I was a little taken aback, what with how focused I was on the actual workout, that I never really formulated a coherent response to his words.

He continued on with his stretching and I continued with my circuit.

After my last set of chin-ups he approached again and asked me (while gesturing at the bar) “10? You 10?”

“8,” I replied breathless.

“8! Wow!” he exclaimed. “Very, very good!”

My heart nearly melted out of my chest.

With those five simple words, this man just completely turned my day around and I felt like my smile would force my face to crack in two.

“Thank you!” I exclaimed.

He smiled back.

As I finished up, he moved on to the balance beam, and I watched him stand for as long as he could on one foot, before switching to the other.

I made sure to wait until he turned around, so at the very least I could wave goodbye before I left.

For the last kilometer home I ran with a renewed gusto.
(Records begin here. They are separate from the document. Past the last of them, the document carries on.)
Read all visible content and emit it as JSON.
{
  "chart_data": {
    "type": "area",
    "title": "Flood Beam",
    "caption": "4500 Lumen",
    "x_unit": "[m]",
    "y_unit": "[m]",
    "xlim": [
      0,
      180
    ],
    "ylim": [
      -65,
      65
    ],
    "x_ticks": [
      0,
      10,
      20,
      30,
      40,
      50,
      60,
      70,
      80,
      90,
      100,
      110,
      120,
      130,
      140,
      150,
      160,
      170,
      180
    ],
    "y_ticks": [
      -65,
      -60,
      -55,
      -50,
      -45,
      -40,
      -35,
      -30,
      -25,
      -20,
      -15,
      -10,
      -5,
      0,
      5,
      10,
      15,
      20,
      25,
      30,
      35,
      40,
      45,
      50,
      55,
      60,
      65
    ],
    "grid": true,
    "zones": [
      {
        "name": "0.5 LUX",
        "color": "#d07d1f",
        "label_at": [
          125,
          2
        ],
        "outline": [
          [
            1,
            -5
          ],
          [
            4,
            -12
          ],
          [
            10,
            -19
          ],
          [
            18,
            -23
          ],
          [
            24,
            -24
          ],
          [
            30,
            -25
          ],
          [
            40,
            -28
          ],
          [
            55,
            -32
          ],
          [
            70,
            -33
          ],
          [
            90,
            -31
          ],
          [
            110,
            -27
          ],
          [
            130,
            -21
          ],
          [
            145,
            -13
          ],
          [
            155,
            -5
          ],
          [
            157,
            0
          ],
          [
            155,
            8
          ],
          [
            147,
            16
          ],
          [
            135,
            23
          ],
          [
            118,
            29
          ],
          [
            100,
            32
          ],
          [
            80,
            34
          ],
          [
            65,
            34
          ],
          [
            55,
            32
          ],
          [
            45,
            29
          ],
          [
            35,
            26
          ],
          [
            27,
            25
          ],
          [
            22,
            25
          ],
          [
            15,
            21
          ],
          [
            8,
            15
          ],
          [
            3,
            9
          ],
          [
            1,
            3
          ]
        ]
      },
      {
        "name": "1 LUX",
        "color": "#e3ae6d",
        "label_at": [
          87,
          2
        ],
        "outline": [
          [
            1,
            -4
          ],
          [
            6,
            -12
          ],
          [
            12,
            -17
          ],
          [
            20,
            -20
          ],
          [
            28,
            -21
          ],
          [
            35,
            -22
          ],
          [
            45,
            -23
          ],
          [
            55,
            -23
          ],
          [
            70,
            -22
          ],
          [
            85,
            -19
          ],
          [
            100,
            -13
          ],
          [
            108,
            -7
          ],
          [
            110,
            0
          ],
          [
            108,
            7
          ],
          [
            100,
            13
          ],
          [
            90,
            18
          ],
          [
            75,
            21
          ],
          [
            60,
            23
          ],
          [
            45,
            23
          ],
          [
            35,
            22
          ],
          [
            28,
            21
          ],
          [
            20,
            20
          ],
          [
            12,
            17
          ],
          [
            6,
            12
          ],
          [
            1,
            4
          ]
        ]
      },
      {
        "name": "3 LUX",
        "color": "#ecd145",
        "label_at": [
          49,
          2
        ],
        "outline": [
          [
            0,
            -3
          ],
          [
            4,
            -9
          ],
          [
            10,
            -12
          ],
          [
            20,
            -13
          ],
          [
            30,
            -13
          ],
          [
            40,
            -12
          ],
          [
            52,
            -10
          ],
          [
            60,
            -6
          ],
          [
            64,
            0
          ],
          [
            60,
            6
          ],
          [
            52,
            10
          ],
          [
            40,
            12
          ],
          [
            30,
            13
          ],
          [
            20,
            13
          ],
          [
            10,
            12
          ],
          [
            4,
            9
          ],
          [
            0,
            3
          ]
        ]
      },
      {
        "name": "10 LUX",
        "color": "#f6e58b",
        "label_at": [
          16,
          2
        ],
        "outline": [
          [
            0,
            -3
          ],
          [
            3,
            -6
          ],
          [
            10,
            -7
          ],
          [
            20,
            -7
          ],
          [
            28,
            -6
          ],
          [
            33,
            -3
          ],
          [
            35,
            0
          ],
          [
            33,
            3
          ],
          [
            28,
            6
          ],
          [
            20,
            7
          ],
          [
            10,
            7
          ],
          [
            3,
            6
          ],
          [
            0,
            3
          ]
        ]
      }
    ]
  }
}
I smiled at everyone I passed – runners, walkers, dogs, kids – everyone was gifted with my goofy, grinning face.

So I would like to thank that man.

For reminding me that we have the capacity to do so much good, even at the most simple and basic level.

And the next time I eat a grilled cheese sandwich I will think of him.

Which might be a little cheesey.

But that’s okay.

Especially if it comes with a salad.